Dow to idle one cracker at Terneuzen: Update

Adds butadiene capacity London, 24 January (Argus) — Dow is postponing a planned turnaround at one of its three steam crackers in Terneuzen, the Netherlands, "due to continued weakened market conditions in the region". This will result in the cracker being idled when its legal inspection dates are reached, understood to be within the next few months. "The decision enables Dow to both navigate soft market conditions in the region and reduce expenditures in 2025, while still enabling the company to safely, reliably, and profitably meet contracted customer commitments", Dow said. Local reports citing workers suggest that the unit in question is the number 3 cracker at Terneuzen. This was expected to have maintenance in 2023, but that was previously postponed to this year and has now been postponed indefinitely. Cracker 3 is the newest unit at Terneuzen and in common with crackers 1 and 2 has a high degree of flexibility for LPG feedstocks, which Dow has repeatedly cited has supported healthy operating margins relative to naphtha-based crackers. But the site is long on cracker products and placing volumes in the market has been challenging because of overall weak demand in Europe. The length was exacerbated by the closure of local derivatives such as ethylbenzene-styrene production operated by Trinseo and cumene production operated by Olin in 2023. It has been unclear how hard the three crackers at Terneuzen have been running in the past two years.

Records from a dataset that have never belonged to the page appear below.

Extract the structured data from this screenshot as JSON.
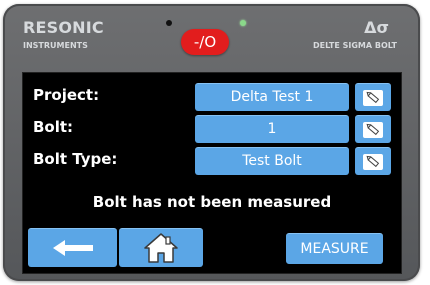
{
  "header": {
    "brand_name": "RESONIC",
    "brand_sub": "INSTRUMENTS",
    "product_symbol": "Δσ",
    "product_name": "DELTE SIGMA BOLT",
    "status_indicator": "-/O",
    "status_color": "#e21d1d"
  },
  "form": {
    "rows": [
      {
        "label": "Project:",
        "value": "Delta Test 1"
      },
      {
        "label": "Bolt:",
        "value": "1"
      },
      {
        "label": "Bolt Type:",
        "value": "Test Bolt"
      }
    ]
  },
  "status_message": "Bolt has not been measured",
  "footer": {
    "back_icon": "left-arrow-icon",
    "home_icon": "home-icon",
    "measure_label": "MEASURE"
  },
  "colors": {
    "accent": "#5ba6e6",
    "screen_bg": "#000000",
    "bezel": "#5e6063"
  }
}
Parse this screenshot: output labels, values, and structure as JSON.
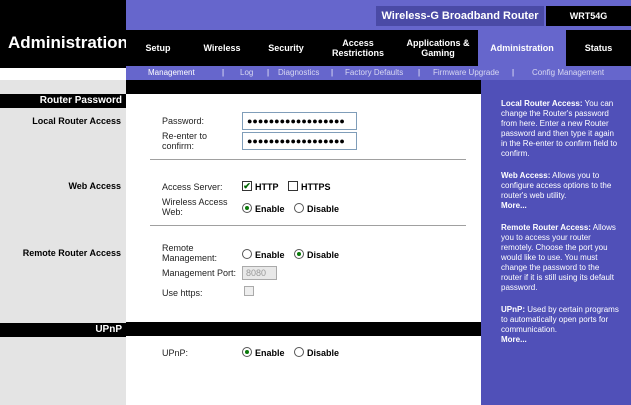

Dow's internal and contractual demand may be supported by the remaining two crackers. There is no timeline on any restart, but it is likely to be dependent on demand and investment to complete required maintenance. Terneuzen 3 has nameplate capacities of 600,000 t/yr ethylene and 300,000 t/yr propylene. The other operating crackers have a combined capacity of 1.2mn t/yr, feeding local PE production of 880,000 t/yr. Propylene nameplate capacity of these crackers is 590,000 t/yr, which is shipped to Dow and other customers via vessel or in the northwest European pipeline system. The site also has the capacity to produce up to 170,000 t/yr of butadiene. Send comments and request more information at feedback@argusmedia.com Copyright © 2025. Argus Media group . All rights reserved.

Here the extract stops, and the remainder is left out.